How to test algorithms in software testing?

Algorithms in a broad sense refer to solutions to problems, ranging from solving math problems to formulating business strategies, all of which can be called algorithms.
The algorithm in software testing we are discussing today corresponds to the English word Algorithm, which refers to programs or
instructions for computers to deal with complex problems.

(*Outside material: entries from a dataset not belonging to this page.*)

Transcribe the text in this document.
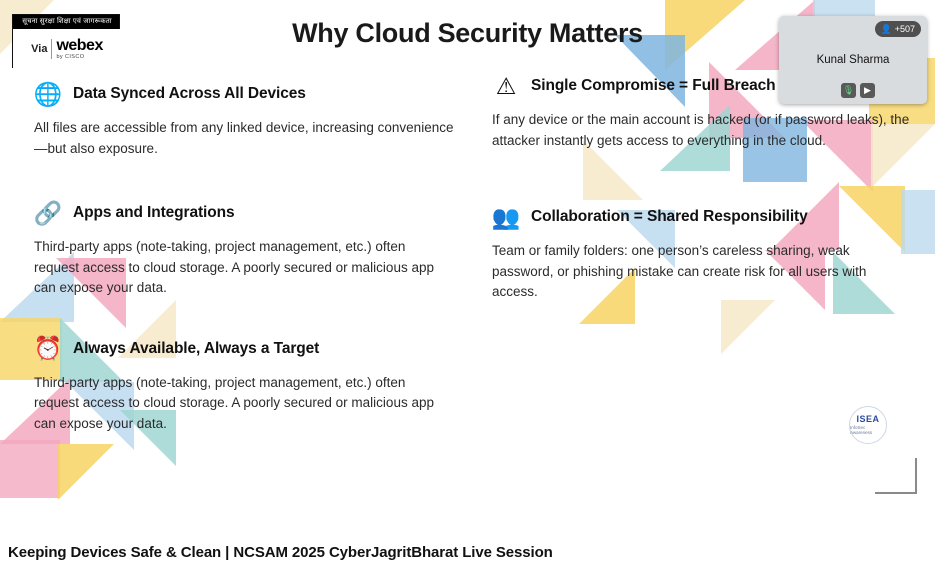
सूचना सुरक्षा शिक्षा एवं जागरूकता
Via webex
by CISCO
Why Cloud Security Matters
🌐 Data Synced Across All Devices
All files are accessible from any linked device, increasing convenience—but also exposure.
🔗 Apps and Integrations
Third-party apps (note-taking, project management, etc.) often request access to cloud storage. A poorly secured or malicious app can expose your data.
⏰ Always Available, Always a Target
Third-party apps (note-taking, project management, etc.) often request access to cloud storage. A poorly secured or malicious app can expose your data.
⚠ Single Compromise = Full Breach
If any device or the main account is hacked (or if password leaks), the attacker instantly gets access to everything in the cloud.
👥 Collaboration = Shared Responsibility
Team or family folders: one person’s careless sharing, weak password, or phishing mistake can create risk for all users with access.
ISEA
InfoSec Awareness
👤 +507
Kunal Sharma
🎙	▶
Keeping Devices Safe & Clean | NCSAM 2025 CyberJagritBharat Live Session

With the rapid development of artificial intelligence and other fields in recent years, algorithms have received unprecedented attention, and algorithm testing has also emerged. |

In order to let students have a certain understanding of algorithm testing and the old rules, I will first publish the outline of this article as follows:

1. What does the algorithm test measure?
2. How to do the algorithm test?
3. A supplementary algorithm test case
4. Answer questions

1. What does the algorithm test measure?

Let’s first look at a few examples of successful application of well-known algorithms:

1. The AlphaGo robot defeated the human chess player, in fact, it used complex artificial intelligence algorithms

2. Apps such as Toutiao and Douyin use the interest algorithm to recommend, and the push is all you are interested in

3. Shopping software, you will be troubled by any product you have searched for - direct recommendation, which also uses the algorithm recommendation mechanism
insert image description here

Different from general functional testing, algorithm testing has a different focus.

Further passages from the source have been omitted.